Au nom de quoi ? Au nom d'une conception philosophique ou religieuse du statut de l'embryon.
Ceux qui prônent l'interdiction estiment que l'embryon est un être en devenir, et qu'à ce titre la recherche sur les cellules souches embryonnaires porte atteinte à la dignité humaine. Toutefois, dans ce cas, il fallait interdire complètement ces recherches : pourquoi les avoir assorties de dérogations ? Il y a là une logique qui m'échappe !
Par ailleurs, si l'embryon est une personne humaine potentielle, la seule potentialité ne suffit pas à constituer une personne humaine. Comme le rappelle notre collègue Gilbert Barbier dans son rapport, « [le] potentiel de vie [de l'embryon] n'existe pas en soi […] [Il] dépend de la nature et du projet du couple qui l'a conçu ou pour lequel il a été conçu. »
Qui plus est, les embryons concernés par la recherche sont conçus in vitro dans le cadre d'une assistance médicale à la procréation et ne font plus l'objet d'un projet parental. Autrement dit, ils seront détruits.
À l'époque, on nous a également objecté qu'il existait une solution alternative plus respectueuse de l'embryon : les cellules souches pluripotentes induites, les IPS, découvertes par le professeur Yamanaka, qui vient d'ailleurs de recevoir le prix Nobel de médecine. Ces cellules souches sont obtenues à partir de cellules adultes génétiquement reprogrammées pour se comporter comme une cellule souche embryonnaire. Si ces travaux ont indéniablement constitué une extraordinaire avancée scientifique, il est encore nécessaire de travailler en parallèle sur ces deux types de cellules, qui sont complémentaires.

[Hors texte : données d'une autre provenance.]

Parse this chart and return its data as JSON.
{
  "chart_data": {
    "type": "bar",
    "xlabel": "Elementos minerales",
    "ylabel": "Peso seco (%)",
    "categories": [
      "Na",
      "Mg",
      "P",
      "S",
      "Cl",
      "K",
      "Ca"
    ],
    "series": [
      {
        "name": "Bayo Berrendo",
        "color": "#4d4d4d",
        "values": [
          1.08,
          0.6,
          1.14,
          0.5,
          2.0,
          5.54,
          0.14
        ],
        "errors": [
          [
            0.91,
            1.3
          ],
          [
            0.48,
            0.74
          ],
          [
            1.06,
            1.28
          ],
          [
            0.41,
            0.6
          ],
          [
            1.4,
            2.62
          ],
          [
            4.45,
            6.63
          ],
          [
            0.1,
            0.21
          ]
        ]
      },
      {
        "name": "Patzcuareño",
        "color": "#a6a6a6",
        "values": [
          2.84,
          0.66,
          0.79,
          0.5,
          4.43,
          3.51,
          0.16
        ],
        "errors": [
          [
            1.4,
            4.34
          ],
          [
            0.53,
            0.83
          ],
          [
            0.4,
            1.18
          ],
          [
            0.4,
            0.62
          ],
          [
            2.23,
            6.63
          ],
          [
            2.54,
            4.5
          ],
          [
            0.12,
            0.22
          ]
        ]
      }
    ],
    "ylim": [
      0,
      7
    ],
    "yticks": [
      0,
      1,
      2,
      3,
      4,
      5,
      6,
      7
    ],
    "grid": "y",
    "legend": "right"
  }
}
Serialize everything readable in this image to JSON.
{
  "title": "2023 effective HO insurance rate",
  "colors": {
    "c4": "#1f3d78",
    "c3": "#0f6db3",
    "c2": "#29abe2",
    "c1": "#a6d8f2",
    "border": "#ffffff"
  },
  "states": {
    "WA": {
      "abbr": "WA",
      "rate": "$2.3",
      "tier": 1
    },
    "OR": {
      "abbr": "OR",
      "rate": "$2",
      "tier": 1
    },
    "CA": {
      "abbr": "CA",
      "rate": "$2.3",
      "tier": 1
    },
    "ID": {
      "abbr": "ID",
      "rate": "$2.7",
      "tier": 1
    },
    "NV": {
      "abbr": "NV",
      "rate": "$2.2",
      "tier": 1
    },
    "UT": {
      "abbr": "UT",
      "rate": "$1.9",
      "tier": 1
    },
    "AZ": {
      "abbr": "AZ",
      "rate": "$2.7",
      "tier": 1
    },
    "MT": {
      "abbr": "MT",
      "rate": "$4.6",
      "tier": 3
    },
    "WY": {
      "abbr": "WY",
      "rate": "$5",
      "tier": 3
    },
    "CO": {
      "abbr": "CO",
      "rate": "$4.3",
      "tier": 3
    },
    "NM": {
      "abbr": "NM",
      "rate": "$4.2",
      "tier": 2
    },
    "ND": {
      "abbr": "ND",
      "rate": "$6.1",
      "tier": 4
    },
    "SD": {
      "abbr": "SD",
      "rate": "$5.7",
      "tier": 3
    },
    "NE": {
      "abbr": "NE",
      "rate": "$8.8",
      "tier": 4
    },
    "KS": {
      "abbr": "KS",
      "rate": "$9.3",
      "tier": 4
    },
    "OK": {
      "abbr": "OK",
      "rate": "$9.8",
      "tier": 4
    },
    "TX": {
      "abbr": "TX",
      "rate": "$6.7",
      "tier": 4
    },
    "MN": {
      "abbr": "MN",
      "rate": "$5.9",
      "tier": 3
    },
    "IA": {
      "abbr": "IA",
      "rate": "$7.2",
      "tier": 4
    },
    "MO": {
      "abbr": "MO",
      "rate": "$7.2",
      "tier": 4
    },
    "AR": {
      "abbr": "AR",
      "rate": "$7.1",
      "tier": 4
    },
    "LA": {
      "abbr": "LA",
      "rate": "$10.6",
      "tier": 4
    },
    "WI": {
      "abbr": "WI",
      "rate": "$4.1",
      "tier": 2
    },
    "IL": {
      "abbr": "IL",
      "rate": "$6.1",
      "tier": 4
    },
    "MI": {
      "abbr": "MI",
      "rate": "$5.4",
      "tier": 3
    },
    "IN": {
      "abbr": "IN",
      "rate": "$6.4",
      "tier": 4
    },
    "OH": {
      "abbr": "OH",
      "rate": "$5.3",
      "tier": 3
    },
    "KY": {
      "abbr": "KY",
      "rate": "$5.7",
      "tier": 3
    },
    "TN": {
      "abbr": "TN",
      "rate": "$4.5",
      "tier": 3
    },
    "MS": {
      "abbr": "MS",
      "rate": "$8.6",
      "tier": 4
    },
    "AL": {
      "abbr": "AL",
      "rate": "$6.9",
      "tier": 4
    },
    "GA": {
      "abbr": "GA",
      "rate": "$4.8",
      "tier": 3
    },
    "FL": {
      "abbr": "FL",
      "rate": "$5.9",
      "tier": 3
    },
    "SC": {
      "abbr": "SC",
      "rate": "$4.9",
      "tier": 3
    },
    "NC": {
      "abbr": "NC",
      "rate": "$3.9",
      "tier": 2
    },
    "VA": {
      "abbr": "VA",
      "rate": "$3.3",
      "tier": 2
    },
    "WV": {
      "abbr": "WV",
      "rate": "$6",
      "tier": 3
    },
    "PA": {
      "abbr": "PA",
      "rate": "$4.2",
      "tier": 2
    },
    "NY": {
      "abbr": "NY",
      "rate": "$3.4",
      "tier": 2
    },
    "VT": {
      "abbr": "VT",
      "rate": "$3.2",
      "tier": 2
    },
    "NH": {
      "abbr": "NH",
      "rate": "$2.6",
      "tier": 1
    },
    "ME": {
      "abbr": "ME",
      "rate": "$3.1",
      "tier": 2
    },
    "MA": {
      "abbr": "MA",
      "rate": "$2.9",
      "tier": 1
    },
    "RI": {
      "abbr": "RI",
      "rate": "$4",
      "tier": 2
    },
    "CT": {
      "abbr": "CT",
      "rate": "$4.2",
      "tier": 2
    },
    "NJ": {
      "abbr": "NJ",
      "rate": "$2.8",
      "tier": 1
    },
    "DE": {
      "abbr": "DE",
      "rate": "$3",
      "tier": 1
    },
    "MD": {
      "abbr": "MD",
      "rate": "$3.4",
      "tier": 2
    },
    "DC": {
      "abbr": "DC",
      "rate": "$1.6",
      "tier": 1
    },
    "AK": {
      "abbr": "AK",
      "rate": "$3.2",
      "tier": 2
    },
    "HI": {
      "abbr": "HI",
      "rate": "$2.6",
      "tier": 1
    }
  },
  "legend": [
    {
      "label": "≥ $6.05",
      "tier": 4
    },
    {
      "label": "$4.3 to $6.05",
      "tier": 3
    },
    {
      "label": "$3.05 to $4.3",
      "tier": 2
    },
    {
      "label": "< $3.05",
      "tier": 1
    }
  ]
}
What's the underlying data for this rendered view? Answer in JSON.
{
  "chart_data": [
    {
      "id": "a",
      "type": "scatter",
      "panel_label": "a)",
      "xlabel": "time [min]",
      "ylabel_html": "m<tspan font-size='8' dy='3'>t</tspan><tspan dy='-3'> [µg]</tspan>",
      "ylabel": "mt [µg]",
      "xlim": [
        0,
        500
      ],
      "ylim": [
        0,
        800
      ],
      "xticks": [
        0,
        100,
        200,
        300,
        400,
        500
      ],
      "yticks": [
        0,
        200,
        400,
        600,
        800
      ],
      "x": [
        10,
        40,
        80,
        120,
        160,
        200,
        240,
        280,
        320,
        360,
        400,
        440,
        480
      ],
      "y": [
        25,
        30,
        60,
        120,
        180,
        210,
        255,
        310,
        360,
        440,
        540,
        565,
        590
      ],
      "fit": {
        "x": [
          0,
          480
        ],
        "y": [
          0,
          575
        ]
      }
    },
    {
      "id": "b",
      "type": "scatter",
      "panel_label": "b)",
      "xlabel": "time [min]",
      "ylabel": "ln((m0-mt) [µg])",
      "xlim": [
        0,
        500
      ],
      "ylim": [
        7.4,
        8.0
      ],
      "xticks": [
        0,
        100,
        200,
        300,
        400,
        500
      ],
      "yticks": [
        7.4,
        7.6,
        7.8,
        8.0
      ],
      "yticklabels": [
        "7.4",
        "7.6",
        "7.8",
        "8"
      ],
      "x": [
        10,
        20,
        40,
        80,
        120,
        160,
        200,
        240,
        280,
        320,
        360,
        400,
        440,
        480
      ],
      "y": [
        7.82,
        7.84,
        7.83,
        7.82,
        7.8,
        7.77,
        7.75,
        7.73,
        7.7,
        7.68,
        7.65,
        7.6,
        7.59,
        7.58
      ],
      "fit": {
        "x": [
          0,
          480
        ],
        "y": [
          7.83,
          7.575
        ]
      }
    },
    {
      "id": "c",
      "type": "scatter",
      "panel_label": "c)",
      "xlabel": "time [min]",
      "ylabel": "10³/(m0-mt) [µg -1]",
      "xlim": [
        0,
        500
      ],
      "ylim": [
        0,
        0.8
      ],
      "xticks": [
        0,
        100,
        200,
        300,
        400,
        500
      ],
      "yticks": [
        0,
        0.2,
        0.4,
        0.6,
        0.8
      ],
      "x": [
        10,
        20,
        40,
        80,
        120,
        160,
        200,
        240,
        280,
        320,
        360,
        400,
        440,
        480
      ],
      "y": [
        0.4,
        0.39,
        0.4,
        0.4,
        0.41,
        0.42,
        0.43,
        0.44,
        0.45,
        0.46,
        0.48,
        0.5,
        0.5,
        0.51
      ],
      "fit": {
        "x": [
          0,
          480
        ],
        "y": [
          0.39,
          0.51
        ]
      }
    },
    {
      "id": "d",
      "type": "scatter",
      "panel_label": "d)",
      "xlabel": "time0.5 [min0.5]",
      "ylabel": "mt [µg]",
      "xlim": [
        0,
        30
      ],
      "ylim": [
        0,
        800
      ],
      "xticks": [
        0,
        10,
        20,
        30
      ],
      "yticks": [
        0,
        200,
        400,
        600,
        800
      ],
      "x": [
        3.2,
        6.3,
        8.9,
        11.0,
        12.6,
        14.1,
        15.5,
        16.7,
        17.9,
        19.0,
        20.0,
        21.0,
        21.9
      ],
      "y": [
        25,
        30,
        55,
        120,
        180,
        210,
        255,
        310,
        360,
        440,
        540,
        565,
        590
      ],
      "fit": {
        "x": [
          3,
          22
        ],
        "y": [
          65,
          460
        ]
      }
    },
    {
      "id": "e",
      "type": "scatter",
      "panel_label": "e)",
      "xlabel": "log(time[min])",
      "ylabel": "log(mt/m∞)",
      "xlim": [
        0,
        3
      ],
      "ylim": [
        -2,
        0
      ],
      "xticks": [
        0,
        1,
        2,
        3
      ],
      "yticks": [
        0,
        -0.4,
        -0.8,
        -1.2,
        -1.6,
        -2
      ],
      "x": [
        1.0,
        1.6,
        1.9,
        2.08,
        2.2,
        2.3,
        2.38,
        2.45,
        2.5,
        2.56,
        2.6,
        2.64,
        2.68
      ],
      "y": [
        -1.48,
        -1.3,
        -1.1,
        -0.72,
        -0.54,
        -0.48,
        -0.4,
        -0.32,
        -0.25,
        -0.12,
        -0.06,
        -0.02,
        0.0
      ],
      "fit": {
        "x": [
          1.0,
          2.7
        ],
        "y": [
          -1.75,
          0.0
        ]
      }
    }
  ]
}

En 2004, le manque de recul dont nous disposions pouvait expliquer le choix d'un régime d'interdiction avec dérogation. À l'époque, c'était surtout le moyen pour le législateur de surmonter un dilemme moral.
En revanche, je ne comprends pas la position choisie il y a un peu plus d'un an, d'autant que la disposition adoptée est bien plus restrictive que celle de 2004.